"En un mundo lleno de odio debemos atrevernos a la esperanza. En un mundo lleno de ira debemos atrevernos a confortar. En un mundo lleno de desesperación aún tenemos que atrevernos a Soñar. Y en un mundo lleno de desconfianza debemos atrevernos a creer..."

lunes, 15 de agosto de 2011

Pensamientos Prisioneros


Se miró en el espejo. Su semblante lucía pálido, demasiado pálido. Hacía tiempo que su piel no sentía la luz del sol y realmente se veía como alguien que hubiera contraído alguna rara enfermedad incurable. Sus ojos eran dos pozos negros que se reflejaban en la superficie del espejo sin siquiera enseñar ninguna emoción. Todas ellas parecían estar sepultadas bajo siglos y siglos de estoico reclutamiento, dormidas en algún espacio que hacía tiempo que no visitaba.

Sus manos se movían nerviosas a ambos lados de su cuerpo, como si quisiera agarrar frenéticamente algo que no se podía ver, pero que estaba ahí, entre sus finos y largos dedos, y se escapaba de su contacto antes de que pudiera asirlo.

Respiraba con dificultad, sintiendo un agujero oscuro y doloroso quemar justo en el centro de su pecho, impidiéndole gritar todo lo que deseaba. Un agujero que engullía todo sentimiento y dejaba un desesperado vacío donde antes había sonrisas despreocupadas.

Algo se movía allí, tras su reflejo. Algo que no estaba junto a él en realidad. Algo que sonreía entre las sombras de aquel espejo y le respiraba en la nuca, esperando una reacción por su parte.

Era una sensación de carne y hueso. Era un miedo que le arañaba la espalda. Era un susurro que destrozaba sus oídos. Era un pensamiento que le abrazaba y le ahogaba, no permitiéndole respirar, ni vivir. Era su penitencia.

Le miraba con ojos lascivos y acariciaba su enjuto rostro en el cristal. Sonreía musitando palabras crueles a su oído. Miraba a través de sus orbes, negros y apagados, atacando allí donde el recuerdo había causado estragos previamente.

Tomaba su corazón entre sus manos de sombras y reía jugando con él a destrozarlo, a la espera de una mirada.

- Déjame salir – pedía enseñando sus afilados dientes y clavando sus uñas en su conciencia – no me quieres aquí, detrás de ti – y su voz gélida resonaba entre las profundidades, retumbando sordamente en sus oídos.

Escalofríos recorrían su cuerpo abandonado. El frío le hacía temblar entonces, y se apoyaba en la superficie del espejo, maldiciendo sus recuerdos malditos. Su aliento cansado empañaba el cristal y el ente reía ferozmente, dibujando palabras donde no había nada.

“Déjame vivir” escribía con letra minúscula mientras de su garganta salían risas atropelladas.

- ¡Déjame vivir! – gritaba contra el cristal, golpeando sin golpear, haciendo daño sin moverse.

- ¡No! – chilló él cerrando fuertemente los ojos - ¡Desaparece! – suplicó arañando el cristal y bajando la mirada hacia el suelo.
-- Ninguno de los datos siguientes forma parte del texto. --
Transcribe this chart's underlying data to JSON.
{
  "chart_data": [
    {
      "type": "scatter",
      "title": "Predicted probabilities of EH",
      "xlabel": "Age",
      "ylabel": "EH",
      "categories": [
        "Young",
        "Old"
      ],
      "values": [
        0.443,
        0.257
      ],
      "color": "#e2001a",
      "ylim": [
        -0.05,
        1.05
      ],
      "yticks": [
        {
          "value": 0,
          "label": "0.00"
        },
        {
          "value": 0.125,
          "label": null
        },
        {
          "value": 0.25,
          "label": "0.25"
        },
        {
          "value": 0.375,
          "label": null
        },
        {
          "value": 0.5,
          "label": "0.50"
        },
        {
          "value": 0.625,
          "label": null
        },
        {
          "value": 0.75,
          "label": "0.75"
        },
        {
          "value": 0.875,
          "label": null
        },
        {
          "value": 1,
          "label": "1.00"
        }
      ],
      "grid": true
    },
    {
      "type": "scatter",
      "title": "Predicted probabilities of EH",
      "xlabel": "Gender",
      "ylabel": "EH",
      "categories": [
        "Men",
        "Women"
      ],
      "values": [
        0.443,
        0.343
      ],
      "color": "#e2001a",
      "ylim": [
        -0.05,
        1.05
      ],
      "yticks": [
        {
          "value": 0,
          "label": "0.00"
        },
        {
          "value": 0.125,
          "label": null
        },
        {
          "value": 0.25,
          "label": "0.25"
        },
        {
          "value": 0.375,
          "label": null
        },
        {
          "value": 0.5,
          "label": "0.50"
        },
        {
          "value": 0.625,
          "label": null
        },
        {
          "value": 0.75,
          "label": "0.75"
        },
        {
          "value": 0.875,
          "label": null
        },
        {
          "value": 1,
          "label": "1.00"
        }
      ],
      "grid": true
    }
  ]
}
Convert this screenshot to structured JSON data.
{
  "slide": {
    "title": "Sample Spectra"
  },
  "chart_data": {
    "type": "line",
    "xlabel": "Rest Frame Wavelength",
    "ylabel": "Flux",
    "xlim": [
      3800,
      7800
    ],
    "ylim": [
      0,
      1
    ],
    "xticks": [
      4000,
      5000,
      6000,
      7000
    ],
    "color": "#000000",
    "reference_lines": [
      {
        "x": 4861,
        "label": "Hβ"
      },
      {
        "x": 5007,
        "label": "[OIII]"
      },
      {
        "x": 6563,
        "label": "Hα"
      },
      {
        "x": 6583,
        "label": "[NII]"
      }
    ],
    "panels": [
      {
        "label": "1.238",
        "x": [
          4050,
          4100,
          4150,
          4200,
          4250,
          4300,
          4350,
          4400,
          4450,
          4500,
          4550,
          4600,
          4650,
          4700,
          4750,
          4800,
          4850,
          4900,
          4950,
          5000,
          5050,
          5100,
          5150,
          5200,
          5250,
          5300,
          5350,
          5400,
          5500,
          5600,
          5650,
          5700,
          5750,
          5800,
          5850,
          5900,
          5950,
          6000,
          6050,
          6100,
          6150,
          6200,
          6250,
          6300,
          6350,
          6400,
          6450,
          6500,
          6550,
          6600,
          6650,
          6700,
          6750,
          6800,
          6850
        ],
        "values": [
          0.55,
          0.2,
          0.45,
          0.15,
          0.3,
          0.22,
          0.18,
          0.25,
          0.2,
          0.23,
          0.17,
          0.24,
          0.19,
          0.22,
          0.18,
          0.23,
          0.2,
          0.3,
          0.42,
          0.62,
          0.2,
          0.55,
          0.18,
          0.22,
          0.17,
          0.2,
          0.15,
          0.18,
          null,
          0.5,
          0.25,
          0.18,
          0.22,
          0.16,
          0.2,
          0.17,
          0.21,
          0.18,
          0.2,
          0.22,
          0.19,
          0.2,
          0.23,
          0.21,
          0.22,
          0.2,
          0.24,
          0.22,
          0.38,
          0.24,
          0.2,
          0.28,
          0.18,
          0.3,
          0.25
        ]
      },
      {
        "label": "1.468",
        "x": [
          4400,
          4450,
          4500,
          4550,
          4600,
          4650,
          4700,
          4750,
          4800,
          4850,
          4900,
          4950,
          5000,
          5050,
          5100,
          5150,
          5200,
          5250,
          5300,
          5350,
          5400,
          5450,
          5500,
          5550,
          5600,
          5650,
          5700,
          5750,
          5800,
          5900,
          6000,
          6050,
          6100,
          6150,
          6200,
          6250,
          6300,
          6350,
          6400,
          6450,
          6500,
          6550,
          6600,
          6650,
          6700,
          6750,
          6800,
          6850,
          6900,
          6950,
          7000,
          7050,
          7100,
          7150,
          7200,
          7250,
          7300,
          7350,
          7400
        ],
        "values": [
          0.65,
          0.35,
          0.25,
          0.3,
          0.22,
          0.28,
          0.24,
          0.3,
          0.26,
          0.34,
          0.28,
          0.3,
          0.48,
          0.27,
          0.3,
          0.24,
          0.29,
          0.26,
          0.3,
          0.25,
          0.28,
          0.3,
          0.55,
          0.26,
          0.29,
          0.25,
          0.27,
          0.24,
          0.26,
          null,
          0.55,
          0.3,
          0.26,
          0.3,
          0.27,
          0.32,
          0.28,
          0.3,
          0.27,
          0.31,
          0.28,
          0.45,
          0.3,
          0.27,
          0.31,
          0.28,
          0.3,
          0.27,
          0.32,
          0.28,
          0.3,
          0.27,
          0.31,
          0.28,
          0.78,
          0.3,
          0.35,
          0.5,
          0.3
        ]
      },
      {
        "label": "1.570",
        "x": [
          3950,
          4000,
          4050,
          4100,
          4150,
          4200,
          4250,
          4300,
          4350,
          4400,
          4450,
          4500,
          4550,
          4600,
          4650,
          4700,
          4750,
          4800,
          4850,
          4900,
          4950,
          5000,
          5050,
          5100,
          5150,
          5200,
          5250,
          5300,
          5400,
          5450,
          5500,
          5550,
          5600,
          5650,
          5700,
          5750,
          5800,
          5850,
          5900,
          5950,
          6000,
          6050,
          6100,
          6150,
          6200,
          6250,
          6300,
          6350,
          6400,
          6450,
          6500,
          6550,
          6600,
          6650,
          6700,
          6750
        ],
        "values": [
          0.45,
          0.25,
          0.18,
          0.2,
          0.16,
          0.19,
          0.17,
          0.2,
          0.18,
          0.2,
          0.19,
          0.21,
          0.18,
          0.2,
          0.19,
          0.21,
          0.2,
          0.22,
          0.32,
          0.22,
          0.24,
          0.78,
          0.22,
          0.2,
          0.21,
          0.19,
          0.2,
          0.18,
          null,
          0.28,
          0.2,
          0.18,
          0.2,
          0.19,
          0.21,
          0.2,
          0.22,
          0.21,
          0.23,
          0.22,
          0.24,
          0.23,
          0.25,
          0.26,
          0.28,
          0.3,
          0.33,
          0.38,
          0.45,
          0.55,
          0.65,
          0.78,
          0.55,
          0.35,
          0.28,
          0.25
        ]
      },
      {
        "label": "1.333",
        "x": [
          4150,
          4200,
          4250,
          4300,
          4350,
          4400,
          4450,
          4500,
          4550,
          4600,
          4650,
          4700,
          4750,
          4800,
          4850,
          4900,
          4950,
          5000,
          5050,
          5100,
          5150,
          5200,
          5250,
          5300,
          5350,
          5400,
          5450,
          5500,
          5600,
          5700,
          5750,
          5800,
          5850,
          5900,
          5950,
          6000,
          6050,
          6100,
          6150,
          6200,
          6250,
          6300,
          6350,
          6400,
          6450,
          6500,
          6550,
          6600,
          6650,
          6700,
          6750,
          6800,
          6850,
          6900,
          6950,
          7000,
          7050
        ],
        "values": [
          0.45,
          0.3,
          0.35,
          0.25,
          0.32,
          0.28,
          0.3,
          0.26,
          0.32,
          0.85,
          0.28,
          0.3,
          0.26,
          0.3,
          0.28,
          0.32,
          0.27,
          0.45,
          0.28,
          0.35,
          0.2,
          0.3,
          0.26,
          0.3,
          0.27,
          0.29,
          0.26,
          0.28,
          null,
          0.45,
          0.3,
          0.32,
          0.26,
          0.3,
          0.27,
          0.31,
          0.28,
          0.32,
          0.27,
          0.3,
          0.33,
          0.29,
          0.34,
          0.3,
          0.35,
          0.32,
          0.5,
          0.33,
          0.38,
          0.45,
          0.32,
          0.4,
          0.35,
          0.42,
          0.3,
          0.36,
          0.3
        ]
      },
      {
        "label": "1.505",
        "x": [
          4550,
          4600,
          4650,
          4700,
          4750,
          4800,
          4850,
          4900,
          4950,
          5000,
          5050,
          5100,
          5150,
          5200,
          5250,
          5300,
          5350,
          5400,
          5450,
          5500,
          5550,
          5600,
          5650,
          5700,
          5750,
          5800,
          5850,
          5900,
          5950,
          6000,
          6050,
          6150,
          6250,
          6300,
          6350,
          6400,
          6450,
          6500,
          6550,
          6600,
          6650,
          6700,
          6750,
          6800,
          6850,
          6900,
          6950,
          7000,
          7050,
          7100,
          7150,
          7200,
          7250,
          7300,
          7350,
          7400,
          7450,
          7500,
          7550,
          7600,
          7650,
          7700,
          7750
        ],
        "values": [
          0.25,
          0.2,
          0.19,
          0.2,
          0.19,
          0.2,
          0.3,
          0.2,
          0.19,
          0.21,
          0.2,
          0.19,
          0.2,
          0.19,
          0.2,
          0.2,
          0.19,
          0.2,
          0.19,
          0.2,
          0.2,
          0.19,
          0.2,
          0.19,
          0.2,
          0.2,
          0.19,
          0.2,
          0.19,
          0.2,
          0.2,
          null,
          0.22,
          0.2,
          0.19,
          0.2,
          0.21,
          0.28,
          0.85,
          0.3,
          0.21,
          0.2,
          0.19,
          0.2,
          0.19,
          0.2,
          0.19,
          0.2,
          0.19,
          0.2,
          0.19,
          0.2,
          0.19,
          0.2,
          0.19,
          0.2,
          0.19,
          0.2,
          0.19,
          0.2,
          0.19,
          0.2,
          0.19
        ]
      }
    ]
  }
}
Un lamento desesperado empezaba a hacerse eco desde lo más profundo de su garganta.

Cayó de rodillas ante la mirada aviesa de la despiadada sombra que se cernía sobre él, tras su reflejo. Sonreía, sabiendo que había ganado la guerra.

El joven estalló en un llanto amargo entonces, sintiéndose engullido de nuevo por la oscuridad de sus pensamientos, de sus errores, de esos fatídicos recuerdos lacerando cada cordura expuesta ante ese espejo. Suspiró entrecortadamente sabiendo que aquella figura de mirada impía le seguiría a donde fuera, agarrada a su mortificada alma, reviviendo todos los recuerdos que una vez se había propuesto olvidar. Pues ella era una parte de su ser, una parte de la que jamás podría deshacerse.

Mientras las lágrimas caían desde sus pestañas, precipitándose al vacío, una sonrisa de muerte se dibujaba en el rostro de humo tras su reflejo.

- Jamás desapareceré – murmuró la sombra fríamente acariciando su cabello como si de un animal abandonado se tratara – Tú eres mi prisión.

Cristina Carrión Rodríguez
15/08/2011 


Son esos pensamientos los que te corroen por dentro, los que te torturan sin piedad. Son ellos los que hacen que grites en silencio pidiendo clemencia. Son ellos los que aparecen de la nada cuando todo parece ir bien. Son esos pensamientos prisioneros que atamos a nuestra existencia por miedo, por el pánico que nos da el recordarlos, porque desearíamos que no fueran reales. Luego nos miran desde nosotros mismos y clavan sus palabras allí donde más duele. Aún así, queremos tenerlos bien cerca, para que no se escapen.